Charismatic Episcopal Church


This is a church that combines the sacraments, preaching, and freedom of the holy spirit in their services. They have apostolic succession through the Catholic Church. The ICCEC is the head body, and they have a bishop. I believe his name is Randolph Adler.

Does anyone know much about this? Would this church be considered a possible choice since they do have apostolic succession?:confused:



I found the above on another thread with the same topic. You might find these links helpful. :slight_smile:


The problem is that from the Catholic/Orthodox point of view apostolic succession isn’t a free-floating, magical power passed down from one individual bishop to another. It’s part and parcel of the transmission of Sacred Tradition within the Church. So while the CEC does appear to have valid orders (as far as I know the RCC hasn’t pronounced on the subject, but one can presume that they do, and obviously an Episcopalian like myself is going to think that they do), they are still engaged in the glorious American enterprise of “create your own church.” The church they have created is, to my taste, a pretty darn good one.
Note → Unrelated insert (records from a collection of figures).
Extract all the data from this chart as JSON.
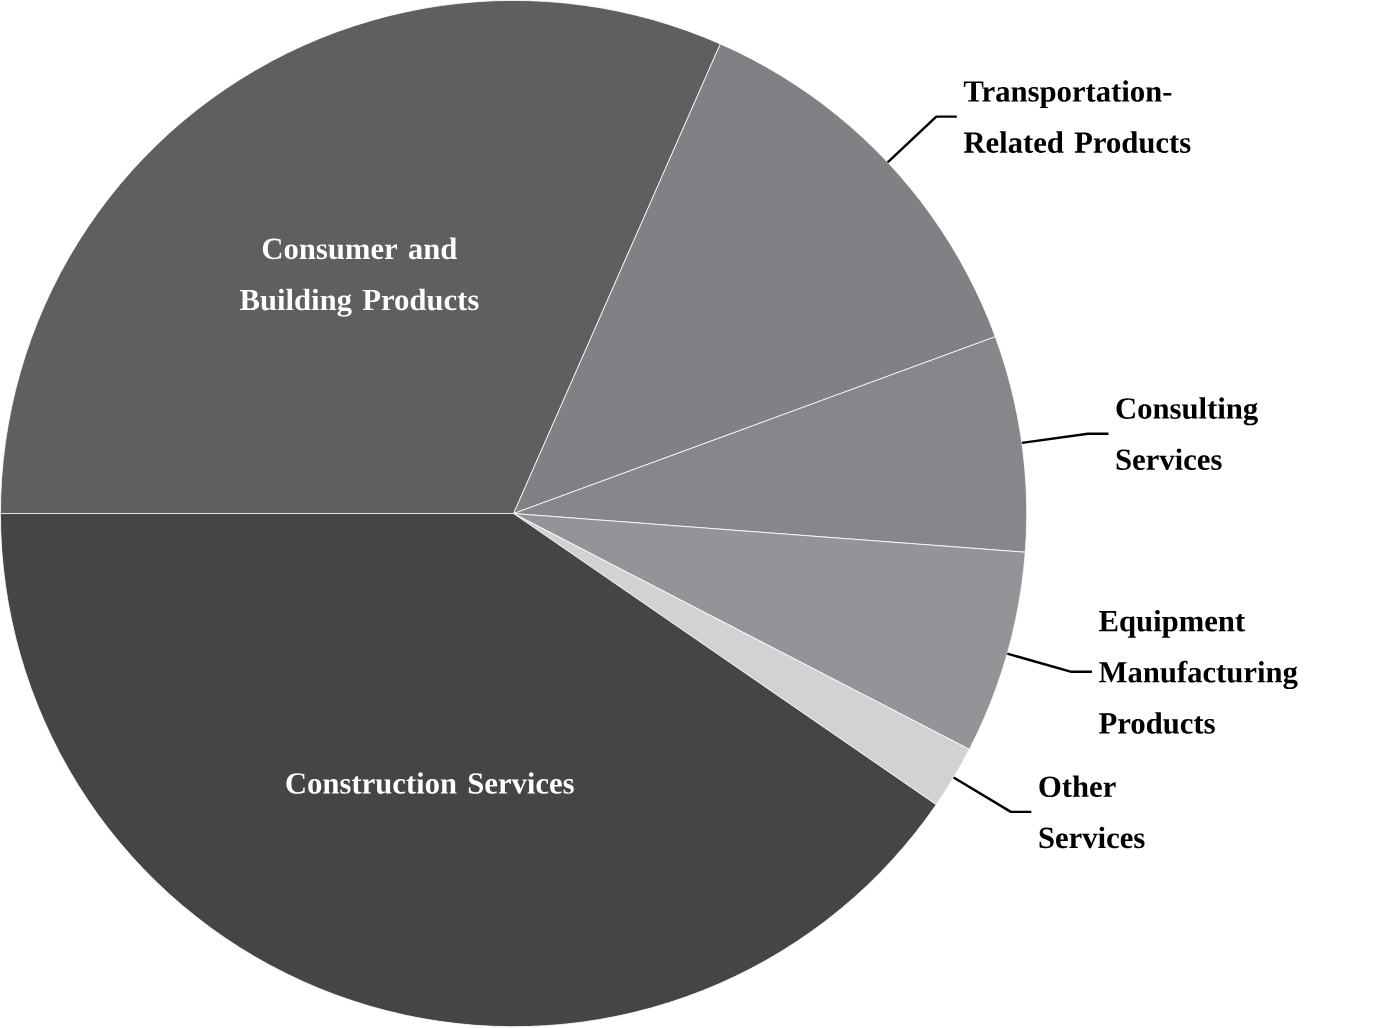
{
  "chart_data": {
    "type": "pie",
    "categories": [
      "Consumer and Building Products",
      "Transportation-Related Products",
      "Consulting Services",
      "Equipment Manufacturing Products",
      "Other Services",
      "Construction Services"
    ],
    "values": [
      31.6,
      12.8,
      6.8,
      6.4,
      2.0,
      40.4
    ],
    "colors": [
      "#5f5f61",
      "#808184",
      "#86878a",
      "#939497",
      "#d1d2d4",
      "#454547"
    ]
  }
}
But given the freedom and diversity of our society and a minimum of theological and liturgical creativity, anyone can create a pretty darn good church according to someone or other’s taste. That’s why we have so many denominations in America (it isn’t a direct result of the Reformation in the way many Catholics think–Germany, the original homeland of the Reformation, is a completely different picture). That’s not what being a Christian is supposed to be about. We are incorporated into the Body of Christ existing throughout all time and space. The Church, as the current Pope has insisted throughout his theological career, is something we are given, not something we create. That’s why I could never join the CEC, even though (minus the more explicitly charismatic elements) it matches what I believe very well.
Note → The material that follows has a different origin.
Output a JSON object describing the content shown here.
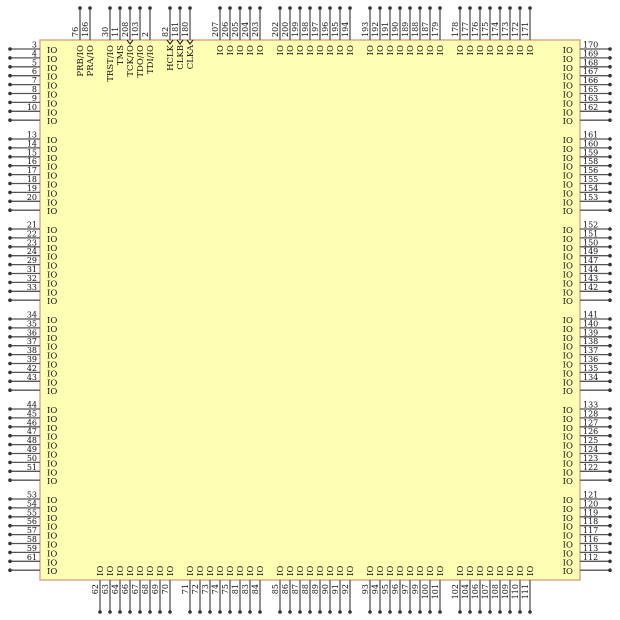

A second problem with the CEC–and with all the conservative Anglican groups–is that even by the standards of American denominationalism they are very unstable entities. Right now, for instance, there’s a fight going on within the CEC (for reasons I have been unable to ascertain, but which as usual with conservative Anglicans appear to be personal and political rather than primarily theological), and many parishes and even (I believe) dioceses have withdrawn/are withdrawing from the denomination. The parish in my town no longer identifies itself as CEC but as far as I know has not yet chosen another affiliation–it’s in a kind of ecclesiological limbo, which because of the essential congregationalism of conservative Anglican churches doesn’t really affect their day-to-day functioning that much. At least that’s how it appears to me on the basis of two Sunday morning visits and some conversation with colleagues who attend the church.

In Christ,



What do you mean by “possible choice”?

There’s only one Church you should join if you are seeking eternal salvation–the one, holy, Catholic, and Apostolic Church subject to the Roman Pontiff and the bishops in union with him. :thumbsup:


And remember, its the job of the job of the Holy Spirit to convince a man or woman of the Truth - not your job or mine.